I’M A UNION LADY AGAIN

A couple of weeks ago I joined the National Writers Union a UAW Local 1981/AFL-CIO. They offer resources, giving writers assistance with contract advice and grievances with publishers. Their strength comes from pooling information from other writers and lawyers, and then speaking out collectively.

My T-shirt arrived yesterday.

The last time I was a union member it was the Amalgamated Clothing Workers Union. I was a power sewing machine operator and that was a lifetime ago. I have no idea how many members we had in that union, never thought to ask back then. But I know that there are approximately 1,300 members of the National Writers Union.

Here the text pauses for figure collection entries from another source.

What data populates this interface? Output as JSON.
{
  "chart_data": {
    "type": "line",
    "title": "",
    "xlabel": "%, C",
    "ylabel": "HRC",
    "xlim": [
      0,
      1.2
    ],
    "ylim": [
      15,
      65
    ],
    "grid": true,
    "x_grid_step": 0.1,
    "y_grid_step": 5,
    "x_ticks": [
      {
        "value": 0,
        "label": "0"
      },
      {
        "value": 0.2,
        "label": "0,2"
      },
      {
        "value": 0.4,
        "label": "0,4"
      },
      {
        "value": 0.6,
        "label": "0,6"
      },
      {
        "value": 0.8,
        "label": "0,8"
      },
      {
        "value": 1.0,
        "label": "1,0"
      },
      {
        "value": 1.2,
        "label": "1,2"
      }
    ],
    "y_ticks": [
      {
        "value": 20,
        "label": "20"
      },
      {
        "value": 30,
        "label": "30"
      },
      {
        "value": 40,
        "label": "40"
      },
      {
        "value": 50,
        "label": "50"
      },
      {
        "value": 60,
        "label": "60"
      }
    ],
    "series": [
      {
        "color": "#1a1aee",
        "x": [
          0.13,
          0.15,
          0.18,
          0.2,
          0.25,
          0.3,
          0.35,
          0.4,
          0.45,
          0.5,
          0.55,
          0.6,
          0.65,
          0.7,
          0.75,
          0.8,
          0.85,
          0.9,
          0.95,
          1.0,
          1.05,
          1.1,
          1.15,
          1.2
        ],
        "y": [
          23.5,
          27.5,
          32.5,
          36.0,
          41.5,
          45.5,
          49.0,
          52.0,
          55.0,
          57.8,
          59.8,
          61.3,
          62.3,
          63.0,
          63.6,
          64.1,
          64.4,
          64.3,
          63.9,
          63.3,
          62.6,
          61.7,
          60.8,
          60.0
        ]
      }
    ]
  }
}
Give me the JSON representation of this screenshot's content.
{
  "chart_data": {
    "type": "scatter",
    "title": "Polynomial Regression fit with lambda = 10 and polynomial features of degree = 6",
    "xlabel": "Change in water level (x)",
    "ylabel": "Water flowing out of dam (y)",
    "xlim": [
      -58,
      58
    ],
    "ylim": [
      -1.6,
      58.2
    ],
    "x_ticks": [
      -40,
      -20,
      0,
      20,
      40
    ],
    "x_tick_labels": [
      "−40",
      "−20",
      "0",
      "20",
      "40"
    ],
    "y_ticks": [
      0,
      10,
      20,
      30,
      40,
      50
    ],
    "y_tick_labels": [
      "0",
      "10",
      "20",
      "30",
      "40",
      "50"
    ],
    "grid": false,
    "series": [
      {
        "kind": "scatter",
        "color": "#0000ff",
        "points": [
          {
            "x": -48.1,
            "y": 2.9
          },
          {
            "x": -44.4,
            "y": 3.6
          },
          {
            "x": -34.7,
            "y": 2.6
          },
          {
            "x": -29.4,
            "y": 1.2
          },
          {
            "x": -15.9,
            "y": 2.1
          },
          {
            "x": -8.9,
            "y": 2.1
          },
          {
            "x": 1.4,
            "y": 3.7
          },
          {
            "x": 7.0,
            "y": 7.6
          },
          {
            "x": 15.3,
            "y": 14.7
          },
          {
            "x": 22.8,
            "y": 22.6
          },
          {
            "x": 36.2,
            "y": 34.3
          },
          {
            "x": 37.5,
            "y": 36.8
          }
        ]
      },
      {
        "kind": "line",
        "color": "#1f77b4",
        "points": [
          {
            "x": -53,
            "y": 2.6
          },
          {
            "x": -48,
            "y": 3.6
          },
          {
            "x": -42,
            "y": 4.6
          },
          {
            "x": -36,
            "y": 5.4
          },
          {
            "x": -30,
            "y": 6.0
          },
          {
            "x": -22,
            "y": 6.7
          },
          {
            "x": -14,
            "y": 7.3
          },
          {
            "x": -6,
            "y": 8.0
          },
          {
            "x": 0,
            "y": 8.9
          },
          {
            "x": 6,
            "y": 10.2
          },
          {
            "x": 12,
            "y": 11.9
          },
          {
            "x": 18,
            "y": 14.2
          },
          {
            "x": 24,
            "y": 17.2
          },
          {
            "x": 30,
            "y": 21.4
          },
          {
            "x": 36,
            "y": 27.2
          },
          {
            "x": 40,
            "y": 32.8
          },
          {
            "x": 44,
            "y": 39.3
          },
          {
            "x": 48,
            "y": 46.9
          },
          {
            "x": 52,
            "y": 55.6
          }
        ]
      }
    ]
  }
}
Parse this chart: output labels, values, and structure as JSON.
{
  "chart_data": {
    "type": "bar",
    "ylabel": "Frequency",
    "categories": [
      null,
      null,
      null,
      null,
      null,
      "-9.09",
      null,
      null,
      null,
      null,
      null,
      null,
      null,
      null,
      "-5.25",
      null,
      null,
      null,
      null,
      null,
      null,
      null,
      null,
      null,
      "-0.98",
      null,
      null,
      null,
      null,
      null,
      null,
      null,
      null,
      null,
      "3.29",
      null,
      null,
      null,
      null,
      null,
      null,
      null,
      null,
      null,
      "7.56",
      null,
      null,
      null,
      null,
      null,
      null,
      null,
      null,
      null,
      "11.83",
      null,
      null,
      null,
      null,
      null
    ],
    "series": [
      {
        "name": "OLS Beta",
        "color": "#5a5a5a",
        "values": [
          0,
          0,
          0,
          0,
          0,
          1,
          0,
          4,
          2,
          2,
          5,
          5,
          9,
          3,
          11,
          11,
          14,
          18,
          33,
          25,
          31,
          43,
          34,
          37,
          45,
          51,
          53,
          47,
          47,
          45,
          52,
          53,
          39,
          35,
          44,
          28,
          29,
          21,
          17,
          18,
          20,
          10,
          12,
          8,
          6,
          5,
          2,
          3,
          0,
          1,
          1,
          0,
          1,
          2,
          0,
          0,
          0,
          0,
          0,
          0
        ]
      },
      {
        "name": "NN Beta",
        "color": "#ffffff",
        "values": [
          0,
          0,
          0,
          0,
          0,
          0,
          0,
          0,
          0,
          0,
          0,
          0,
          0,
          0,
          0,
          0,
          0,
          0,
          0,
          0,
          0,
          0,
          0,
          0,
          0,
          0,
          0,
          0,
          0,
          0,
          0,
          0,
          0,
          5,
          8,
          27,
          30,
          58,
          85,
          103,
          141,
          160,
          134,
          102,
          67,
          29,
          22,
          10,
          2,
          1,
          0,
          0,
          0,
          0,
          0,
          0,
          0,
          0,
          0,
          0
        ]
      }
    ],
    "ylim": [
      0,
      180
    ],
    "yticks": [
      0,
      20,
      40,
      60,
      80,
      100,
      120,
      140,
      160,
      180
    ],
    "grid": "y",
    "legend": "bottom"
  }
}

This is a clipping from the 1930s in an old scrap book I inherited from my father. (This book is worthy of a blog post on its own at another time.) Unions have been around since the mid 1800s reaching their highest membership in the 1950s. Since the 1960s there has been a steady decline in union membership. Today approximately 11% of the work force belongs to a union. The service industry is the most unionized. California has the largest percentage of union workers than any other state.

A union label used to be a mark of pride now they are few and far between. I rarely see them sewn into a garment or stamped on a product’s carton. Now manufacturers boast of MADE IN USA, hoping to get the public to buy domestically produced merchandise. What I’ve noticed recently is regional pride, similar to the above logo, MADE IN NYC.

It’ll be interesting to note if wearing this union T-shirt alters the way I write. I doubt it. But somehow it does add another note of seriousness to what I’ve been doing all these years. And I wonder does this make me a working class writer? I also wonder if in the back of my head a story is starting to emerge about one or all of those ladies in the above newspaper clipping.